Across all five standards, a few recurring technical themes emerge for organizations:

• Rigorous risk assessment and management, integrating ISO 14971 principles throughout the lifecycle
• Explicit demonstration of device and material performance (e.g., reliability matrices, test result documentation)
• Design controls to prevent hazardous interfacing or misconnections (especially for connectors and DDSs)
• Precision test methods and quantitative criteria for critical parameters (solubility, flow rates, exposure duration, connector non-interchangeability, etc.)
• Robust documentation supporting clinical safety and usability claims
• Close alignment to usability engineering (IEC 62366-1) and post-market surveillance best practices

Implementation Best Practices:

1. Map all new requirements against current design, manufacturing, and quality management protocols.
2. Update training programs and internal documentation to reflect updated terminology and processes.
3. Use statistical and modeling tools to manage reliability and process controls, especially for complex single-use devices.
4. Work closely with suppliers to ensure upstream compliance—particularly for raw materials, connectors, and system components.
5. Engage cross-disciplinary teams early (R&D, regulatory, clinical) for a holistic approach to standard adoption.

Testing and Certification:

• Leverage accredited laboratories for initial and periodic verification testing
• Ensure traceability in all material and system test reports
• Maintain readiness for third-party audits, with clear linkage from risk analysis to test results and design justifications

Conclusion / Next Steps

November 2025 brings a transformative set of updates to health care technology standards.
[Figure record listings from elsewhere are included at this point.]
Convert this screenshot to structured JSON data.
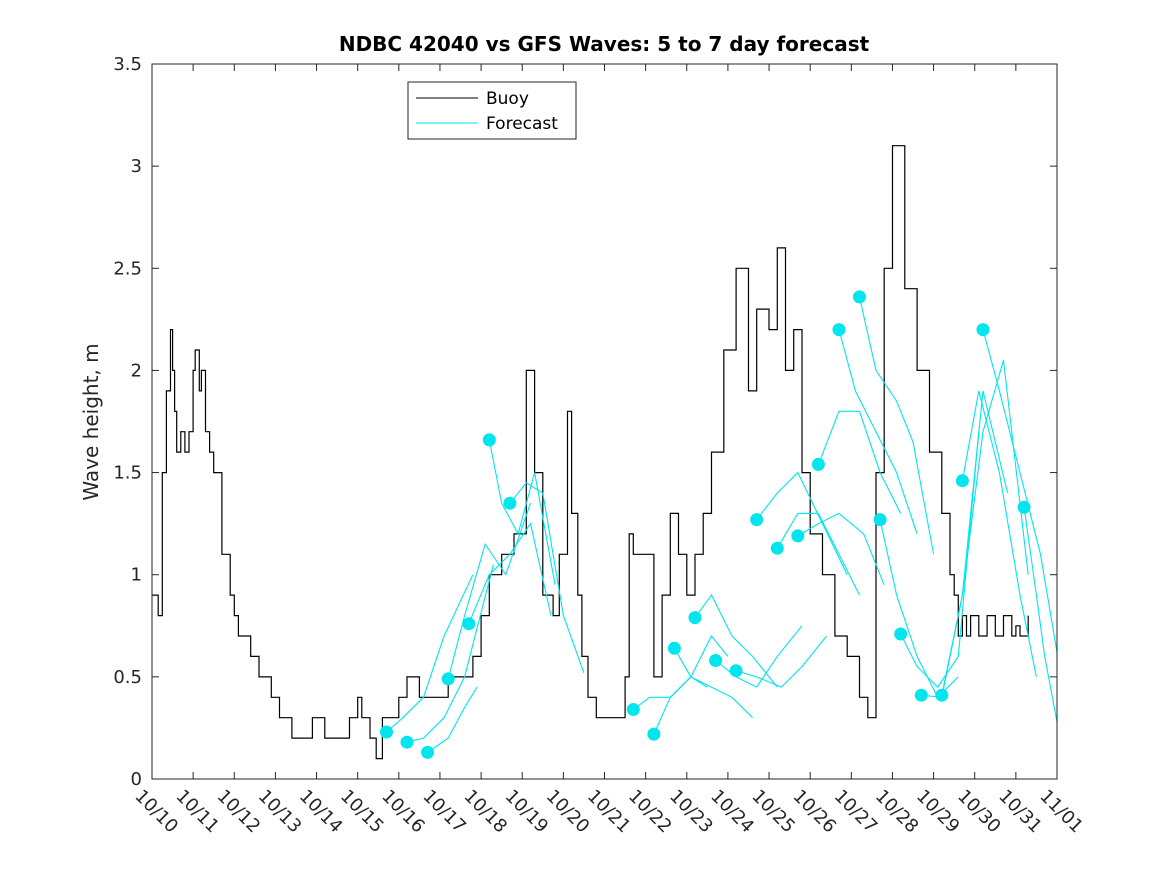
{
  "chart_data": {
    "type": "line",
    "title": "NDBC 42040 vs GFS Waves: 5 to 7 day forecast",
    "xlabel": "",
    "ylabel": "Wave height, m",
    "xlim": [
      0,
      22
    ],
    "ylim": [
      0,
      3.5
    ],
    "x_ticks": [
      0,
      1,
      2,
      3,
      4,
      5,
      6,
      7,
      8,
      9,
      10,
      11,
      12,
      13,
      14,
      15,
      16,
      17,
      18,
      19,
      20,
      21,
      22
    ],
    "x_tick_labels": [
      "10/10",
      "10/11",
      "10/12",
      "10/13",
      "10/14",
      "10/15",
      "10/16",
      "10/17",
      "10/18",
      "10/19",
      "10/20",
      "10/21",
      "10/22",
      "10/23",
      "10/24",
      "10/25",
      "10/26",
      "10/27",
      "10/28",
      "10/29",
      "10/30",
      "10/31",
      "11/01"
    ],
    "y_ticks": [
      0,
      0.5,
      1,
      1.5,
      2,
      2.5,
      3,
      3.5
    ],
    "y_tick_labels": [
      "0",
      "0.5",
      "1",
      "1.5",
      "2",
      "2.5",
      "3",
      "3.5"
    ],
    "x_unit": "days since 10/10",
    "legend": {
      "position": "top-left",
      "entries": [
        {
          "label": "Buoy",
          "color": "#000000"
        },
        {
          "label": "Forecast",
          "color": "#00e5ee"
        }
      ]
    },
    "colors": {
      "buoy": "#000000",
      "forecast": "#00e5ee"
    },
    "buoy": {
      "name": "Buoy",
      "x": [
        0,
        0.15,
        0.25,
        0.35,
        0.45,
        0.5,
        0.55,
        0.6,
        0.7,
        0.8,
        0.9,
        1.0,
        1.05,
        1.15,
        1.2,
        1.3,
        1.4,
        1.5,
        1.7,
        1.9,
        2.0,
        2.1,
        2.4,
        2.6,
        2.9,
        3.1,
        3.4,
        3.6,
        3.9,
        4.2,
        4.6,
        4.8,
        5.0,
        5.1,
        5.3,
        5.45,
        5.6,
        6.0,
        6.2,
        6.5,
        6.8,
        7.2,
        7.6,
        7.8,
        8.0,
        8.2,
        8.5,
        8.8,
        9.1,
        9.3,
        9.5,
        9.75,
        9.9,
        10.1,
        10.2,
        10.35,
        10.45,
        10.6,
        10.8,
        11.0,
        11.3,
        11.5,
        11.6,
        11.7,
        12.2,
        12.4,
        12.6,
        12.8,
        13.0,
        13.2,
        13.4,
        13.6,
        13.9,
        14.2,
        14.5,
        14.7,
        15.0,
        15.2,
        15.4,
        15.6,
        15.8,
        16.0,
        16.3,
        16.6,
        16.9,
        17.1,
        17.2,
        17.4,
        17.6,
        17.8,
        18.0,
        18.3,
        18.6,
        18.9,
        19.2,
        19.4,
        19.5,
        19.6,
        19.7,
        19.8,
        19.9,
        20.1,
        20.3,
        20.5,
        20.7,
        20.9,
        21.0,
        21.1,
        21.3
      ],
      "y": [
        0.9,
        0.8,
        1.5,
        1.9,
        2.2,
        2.0,
        1.8,
        1.6,
        1.7,
        1.6,
        1.7,
        2.0,
        2.1,
        1.9,
        2.0,
        1.7,
        1.6,
        1.5,
        1.1,
        0.9,
        0.8,
        0.7,
        0.6,
        0.5,
        0.4,
        0.3,
        0.2,
        0.2,
        0.3,
        0.2,
        0.2,
        0.3,
        0.4,
        0.3,
        0.2,
        0.1,
        0.3,
        0.4,
        0.5,
        0.4,
        0.4,
        0.5,
        0.5,
        0.6,
        0.8,
        1.0,
        1.1,
        1.2,
        2.0,
        1.5,
        0.9,
        0.8,
        1.1,
        1.8,
        1.3,
        0.9,
        0.6,
        0.4,
        0.3,
        0.3,
        0.3,
        0.5,
        1.2,
        1.1,
        0.5,
        0.9,
        1.3,
        1.1,
        0.9,
        1.1,
        1.3,
        1.6,
        2.1,
        2.5,
        1.9,
        2.3,
        2.2,
        2.6,
        2.0,
        2.2,
        1.5,
        1.2,
        1.0,
        0.7,
        0.6,
        0.6,
        0.4,
        0.3,
        1.5,
        2.5,
        3.1,
        2.4,
        2.0,
        1.6,
        1.3,
        1.0,
        0.9,
        0.7,
        0.8,
        0.7,
        0.8,
        0.7,
        0.8,
        0.7,
        0.8,
        0.7,
        0.75,
        0.7,
        0.8
      ]
    },
    "forecast_series": [
      {
        "name": "Forecast",
        "x": [
          5.7,
          6.1,
          6.6,
          7.1,
          7.8
        ],
        "y": [
          0.23,
          0.3,
          0.4,
          0.7,
          1.0
        ]
      },
      {
        "name": "Forecast",
        "x": [
          6.2,
          6.6,
          7.1,
          7.6,
          8.3
        ],
        "y": [
          0.18,
          0.2,
          0.3,
          0.5,
          1.05
        ]
      },
      {
        "name": "Forecast",
        "x": [
          6.7,
          7.2,
          7.6,
          7.9
        ],
        "y": [
          0.13,
          0.2,
          0.35,
          0.45
        ]
      },
      {
        "name": "Forecast",
        "x": [
          7.2,
          7.6,
          8.1,
          8.6,
          9.2
        ],
        "y": [
          0.49,
          0.8,
          1.15,
          1.0,
          1.35
        ]
      },
      {
        "name": "Forecast",
        "x": [
          7.7,
          8.2,
          8.7,
          9.2,
          9.7
        ],
        "y": [
          0.76,
          1.0,
          1.1,
          1.25,
          0.8
        ]
      },
      {
        "name": "Forecast",
        "x": [
          8.2,
          8.5,
          8.9,
          9.3,
          9.8
        ],
        "y": [
          1.66,
          1.35,
          1.2,
          1.5,
          0.95
        ]
      },
      {
        "name": "Forecast",
        "x": [
          8.7,
          9.1,
          9.5,
          10.0,
          10.5
        ],
        "y": [
          1.35,
          1.45,
          1.4,
          0.8,
          0.52
        ]
      },
      {
        "name": "Forecast",
        "x": [
          11.7,
          12.1,
          12.6,
          13.1,
          13.5
        ],
        "y": [
          0.34,
          0.4,
          0.4,
          0.5,
          0.45
        ]
      },
      {
        "name": "Forecast",
        "x": [
          12.2,
          12.6,
          13.1,
          13.6,
          14.0
        ],
        "y": [
          0.22,
          0.4,
          0.5,
          0.7,
          0.6
        ]
      },
      {
        "name": "Forecast",
        "x": [
          12.7,
          13.1,
          13.6,
          14.1,
          14.6
        ],
        "y": [
          0.64,
          0.5,
          0.45,
          0.4,
          0.3
        ]
      },
      {
        "name": "Forecast",
        "x": [
          13.2,
          13.6,
          14.1,
          14.6,
          15.2
        ],
        "y": [
          0.79,
          0.9,
          0.7,
          0.6,
          0.45
        ]
      },
      {
        "name": "Forecast",
        "x": [
          13.7,
          14.2,
          14.7,
          15.2,
          15.8
        ],
        "y": [
          0.58,
          0.5,
          0.45,
          0.6,
          0.75
        ]
      },
      {
        "name": "Forecast",
        "x": [
          14.2,
          14.7,
          15.3,
          15.8,
          16.4
        ],
        "y": [
          0.53,
          0.5,
          0.45,
          0.55,
          0.7
        ]
      },
      {
        "name": "Forecast",
        "x": [
          14.7,
          15.2,
          15.7,
          16.3,
          16.9
        ],
        "y": [
          1.27,
          1.4,
          1.5,
          1.25,
          1.0
        ]
      },
      {
        "name": "Forecast",
        "x": [
          15.2,
          15.7,
          16.2,
          16.7,
          17.2
        ],
        "y": [
          1.13,
          1.3,
          1.3,
          1.1,
          0.9
        ]
      },
      {
        "name": "Forecast",
        "x": [
          15.7,
          16.2,
          16.7,
          17.3,
          17.8
        ],
        "y": [
          1.19,
          1.25,
          1.3,
          1.2,
          0.95
        ]
      },
      {
        "name": "Forecast",
        "x": [
          16.2,
          16.7,
          17.2,
          17.7,
          18.2
        ],
        "y": [
          1.54,
          1.8,
          1.8,
          1.5,
          1.3
        ]
      },
      {
        "name": "Forecast",
        "x": [
          16.7,
          17.1,
          17.6,
          18.1,
          18.6
        ],
        "y": [
          2.2,
          1.9,
          1.7,
          1.5,
          1.2
        ]
      },
      {
        "name": "Forecast",
        "x": [
          17.2,
          17.6,
          18.1,
          18.5,
          19.0
        ],
        "y": [
          2.36,
          2.0,
          1.85,
          1.65,
          1.1
        ]
      },
      {
        "name": "Forecast",
        "x": [
          17.7,
          18.1,
          18.6,
          19.1,
          19.6
        ],
        "y": [
          1.27,
          0.9,
          0.6,
          0.4,
          0.5
        ]
      },
      {
        "name": "Forecast",
        "x": [
          18.2,
          18.6,
          19.1,
          19.6,
          20.1
        ],
        "y": [
          0.71,
          0.55,
          0.45,
          0.6,
          1.7
        ]
      },
      {
        "name": "Forecast",
        "x": [
          18.7,
          19.2,
          19.7,
          20.2,
          20.8
        ],
        "y": [
          0.41,
          0.4,
          0.9,
          1.9,
          1.4
        ]
      },
      {
        "name": "Forecast",
        "x": [
          19.2,
          19.7,
          20.2,
          20.7,
          21.3
        ],
        "y": [
          0.41,
          0.9,
          1.7,
          2.05,
          1.0
        ]
      },
      {
        "name": "Forecast",
        "x": [
          19.7,
          20.1,
          20.6,
          21.1,
          21.5
        ],
        "y": [
          1.46,
          1.9,
          1.5,
          0.9,
          0.5
        ]
      },
      {
        "name": "Forecast",
        "x": [
          20.2,
          20.6,
          21.1,
          21.6,
          22.0
        ],
        "y": [
          2.2,
          1.9,
          1.5,
          1.1,
          0.62
        ]
      },
      {
        "name": "Forecast",
        "x": [
          21.2,
          21.5,
          21.7,
          22.0
        ],
        "y": [
          1.33,
          0.9,
          0.6,
          0.28
        ]
      }
    ]
  }
}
Organizations must act proactively to interpret, implement, and integrate these requirements, ensuring not only compliance but ongoing patient safety and operational excellence.

Key Takeaways:

• These five standards set new expectations for the safety, performance, and reliability of a wide array of health care technologies
• Strategic adoption offers a pathway to smoother global market access, minimized regulatory risk, and enhanced patient trust
• Now is the time for health care technology leaders to review their product portfolios, risk management plans, and quality systems in light of these changes

Recommended Actions:

• Download and thoroughly review the full text of each standard from iTeh Standards
• Schedule cross-departmental workshops to address implementation priorities and compliance strategies
• Subscribe to standards update notifications—never miss a critical change that impacts your market or products

Explore all the latest standards and stay ahead in health care technology at standards.iteh.ai.